Lawrence E. Shulman, MD, PhD, served as president of what was then called the American Rheumatism Association (and was renamed the ACR in 1988) from 1975–1976, and later became the first director of the National Institute of Arthritis and Musculoskeletal and Skin Diseases (NIAMS) (1986–1994) in Bethesda, Md. Herbert Kaplan, MD, medical director and co-founder of the Denver Arthritis Clinic and first distinguished clinical professor of medicine at the University of Colorado Health Sciences Center in Denver, served as president of the ACR from 1993–1994.
Spanning the Growth of the Field
“I had two careers that related to and mutually fed into one another,” says Dr. Shulman, now director emeritus of NIAMS. His first career in rheumatology, following a degree in biology at Harvard University in Boston and a PhD in public health at Yale University in New Haven, Conn., was at Johns Hopkins University in Baltimore in the early 1950s. “That was quite a wonderful education,” he recalls warmly. “It was at that time that cortisone and ACTH [adrenocorticotropic hormone] were discovered to have the most remarkable effects on rheumatoid arthritis.
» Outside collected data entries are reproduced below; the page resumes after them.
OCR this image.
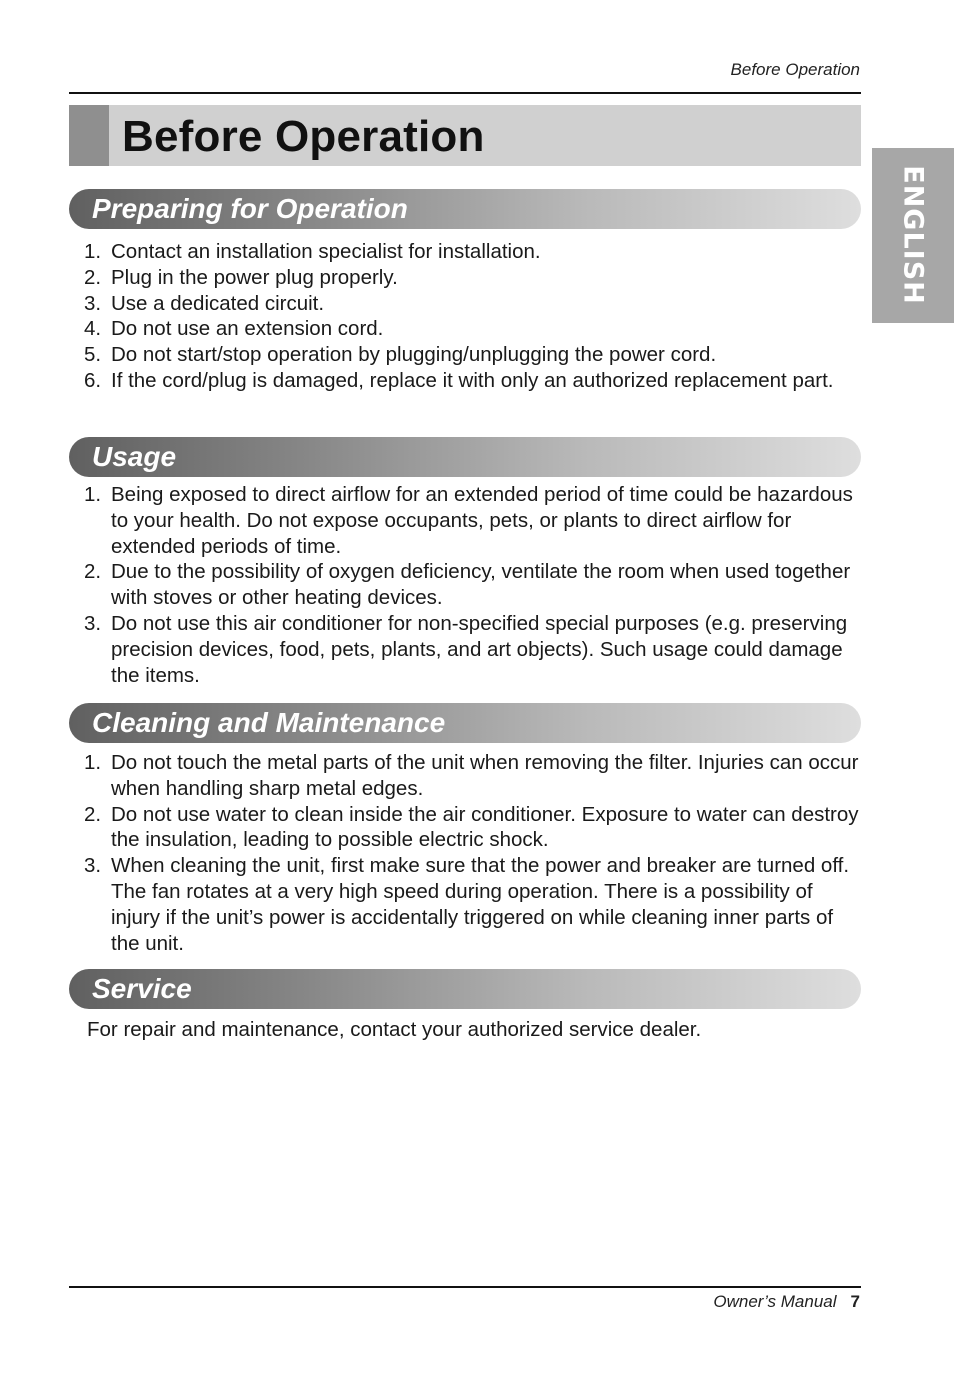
Before Operation
Before Operation
ENGLISH
Preparing for Operation
1. Contact an installation specialist for installation.
2. Plug in the power plug properly.
3. Use a dedicated circuit.
4. Do not use an extension cord.
5. Do not start/stop operation by plugging/unplugging the power cord.
6. If the cord/plug is damaged, replace it with only an authorized replacement part.
Usage
1. Being exposed to direct airflow for an extended period of time could be hazardous to your health. Do not expose occupants, pets, or plants to direct airflow for extended periods of time.
2. Due to the possibility of oxygen deficiency, ventilate the room when used together with stoves or other heating devices.
3. Do not use this air conditioner for non-specified special purposes (e.g. preserving precision devices, food, pets, plants, and art objects). Such usage could damage the items.
Cleaning and Maintenance
1. Do not touch the metal parts of the unit when removing the filter. Injuries can occur when handling sharp metal edges.
2. Do not use water to clean inside the air conditioner. Exposure to water can destroy the insulation, leading to possible electric shock.
3. When cleaning the unit, first make sure that the power and breaker are turned off. The fan rotates at a very high speed during operation. There is a possibility of injury if the unit’s power is accidentally triggered on while cleaning inner parts of the unit.
Service
For repair and maintenance, contact your authorized service dealer.
Owner’s Manual 7
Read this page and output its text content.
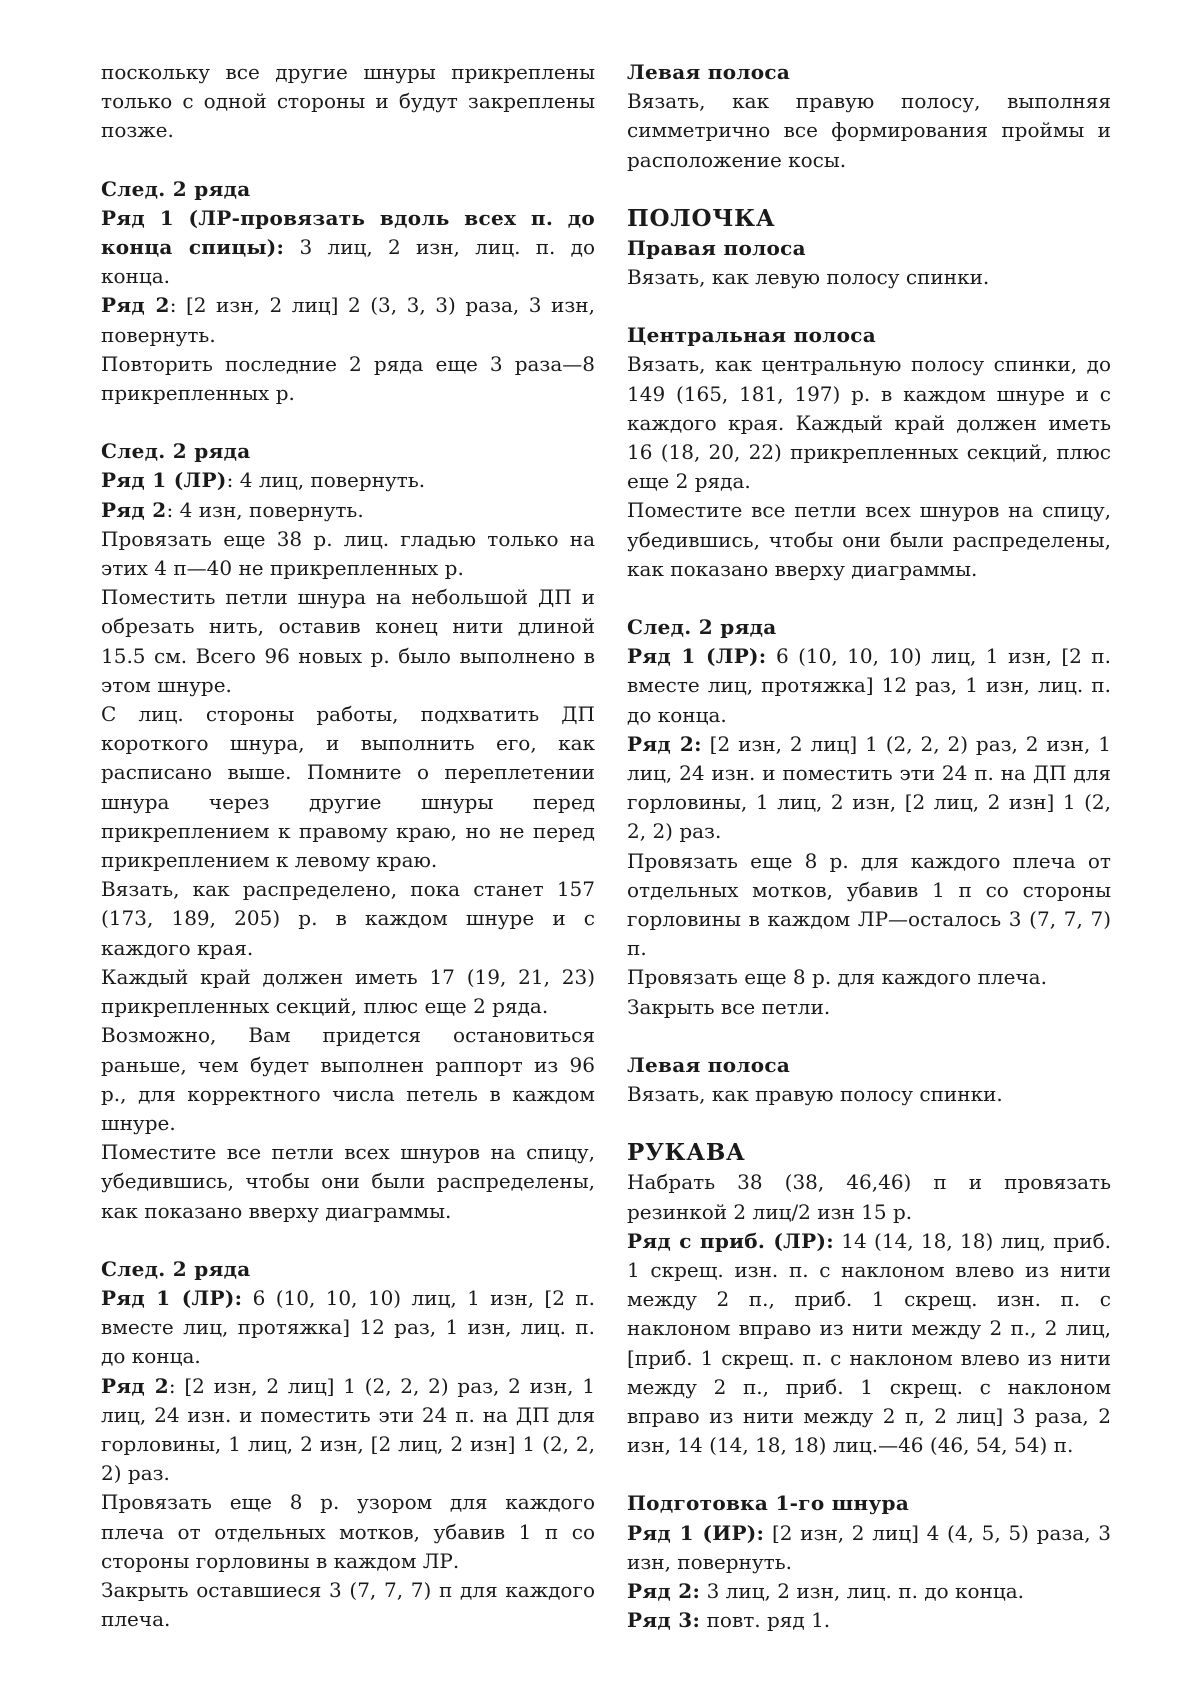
поскольку все другие шнуры прикреплены только с одной стороны и будут закреплены позже.

След. 2 ряда

Ряд 1 (ЛР-провязать вдоль всех п. до конца спицы): 3 лиц, 2 изн, лиц. п. до конца.

Ряд 2: [2 изн, 2 лиц] 2 (3, 3, 3) раза, 3 изн, повернуть.

Повторить последние 2 ряда еще 3 раза—8 прикрепленных р.

След. 2 ряда

Ряд 1 (ЛР): 4 лиц, повернуть.

Ряд 2: 4 изн, повернуть.

Провязать еще 38 р. лиц. гладью только на этих 4 п—40 не прикрепленных р.

Поместить петли шнура на небольшой ДП и обрезать нить, оставив конец нити длиной 15.5 см. Всего 96 новых р. было выполнено в этом шнуре.

С лиц. стороны работы, подхватить ДП короткого шнура, и выполнить его, как расписано выше. Помните о переплетении шнура через другие шнуры перед прикреплением к правому краю, но не перед прикреплением к левому краю.

Вязать, как распределено, пока станет 157 (173, 189, 205) р. в каждом шнуре и с каждого края.

Каждый край должен иметь 17 (19, 21, 23) прикрепленных секций, плюс еще 2 ряда.

Возможно, Вам придется остановиться раньше, чем будет выполнен раппорт из 96 р., для корректного числа петель в каждом шнуре.

Поместите все петли всех шнуров на спицу, убедившись, чтобы они были распределены, как показано вверху диаграммы.

След. 2 ряда

Ряд 1 (ЛР): 6 (10, 10, 10) лиц, 1 изн, [2 п. вместе лиц, протяжка] 12 раз, 1 изн, лиц. п. до конца.

Ряд 2: [2 изн, 2 лиц] 1 (2, 2, 2) раз, 2 изн, 1 лиц, 24 изн. и поместить эти 24 п. на ДП для горловины, 1 лиц, 2 изн, [2 лиц, 2 изн] 1 (2, 2, 2) раз.

Провязать еще 8 р. узором для каждого плеча от отдельных мотков, убавив 1 п со стороны горловины в каждом ЛР.

Закрыть оставшиеся 3 (7, 7, 7) п для каждого плеча.

Левая полоса

Вязать, как правую полосу, выполняя симметрично все формирования проймы и расположение косы.

ПОЛОЧКА

Правая полоса

Вязать, как левую полосу спинки.

Центральная полоса

Вязать, как центральную полосу спинки, до 149 (165, 181, 197) р. в каждом шнуре и с каждого края. Каждый край должен иметь 16 (18, 20, 22) прикрепленных секций, плюс еще 2 ряда.

Поместите все петли всех шнуров на спицу, убедившись, чтобы они были распределены, как показано вверху диаграммы.

След. 2 ряда

Ряд 1 (ЛР): 6 (10, 10, 10) лиц, 1 изн, [2 п. вместе лиц, протяжка] 12 раз, 1 изн, лиц. п. до конца.

Ряд 2: [2 изн, 2 лиц] 1 (2, 2, 2) раз, 2 изн, 1 лиц, 24 изн. и поместить эти 24 п. на ДП для горловины, 1 лиц, 2 изн, [2 лиц, 2 изн] 1 (2, 2, 2) раз.

Провязать еще 8 р. для каждого плеча от отдельных мотков, убавив 1 п со стороны горловины в каждом ЛР—осталось 3 (7, 7, 7) п.

Провязать еще 8 р. для каждого плеча.

Закрыть все петли.

Левая полоса

Вязать, как правую полосу спинки.

РУКАВА

Набрать 38 (38, 46,46) п и провязать резинкой 2 лиц/2 изн 15 р.

Ряд с приб. (ЛР): 14 (14, 18, 18) лиц, приб. 1 скрещ. изн. п. с наклоном влево из нити между 2 п., приб. 1 скрещ. изн. п. с наклоном вправо из нити между 2 п., 2 лиц, [приб. 1 скрещ. п. с наклоном влево из нити между 2 п., приб. 1 скрещ. с наклоном вправо из нити между 2 п, 2 лиц] 3 раза, 2 изн, 14 (14, 18, 18) лиц.—46 (46, 54, 54) п.

Подготовка 1-го шнура

Ряд 1 (ИР): [2 изн, 2 лиц] 4 (4, 5, 5) раза, 3 изн, повернуть.

Ряд 2: 3 лиц, 2 изн, лиц. п. до конца.

Ряд 3: повт. ряд 1.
At the same time, the NIH [National Institutes of Health], in its wisdom, was developing graduate training programs in various medical specialties.” When a graduate training program in rheumatology was proposed at the Johns Hopkins Medical Institutions (JHMI), his mentor Dr. A. McGehee Harvey appointed Dr. Shulman director of the Connective Tissue Division.
“When I had the opportunity to start that division, I decided I would deal from strength,” recalls Dr. Shulman. He emphasized “the exotic diseases rather than the more ‘ordinary’ diseases of rheumatoid arthritis and osteoarthritis. And in that way, I was able to attract the very best and brightest of the young house officers; that’s how I built my division.” The division grew and blossomed, training fellows over the next 20 years who went on to become leading investigators in their own rights (such as former ACR President Bevra Hahn, MD, James Fries, MD, and Frank Arnett, MD). Throughout the 1960s and into the early 70s, Dr. Shulman combined his leadership at JHMI with innumerable other collaborations, serving on ARA committees as well as with the Lupus and Scleroderma Foundations. In 1975–76, he served as president of the ARA.
Dispelling Misconceptions
Despite the flurry of activity at top institutions such as Johns Hopkins, divisions of rheumatology were still in short supply in the 1950s and early 1960s when Dr. Kaplan acquired his medical education. He received little exposure to rheumatology while in training. He completed an internship and residency at Duke University in Durham, N.C., as well as a residency and fellowship at Yale, and then joined the Army. While stationed at the U.S. Army Hospital in Munich, Germany, Dr. Kaplan discovered that arthritis was not just “an old person’s disease.”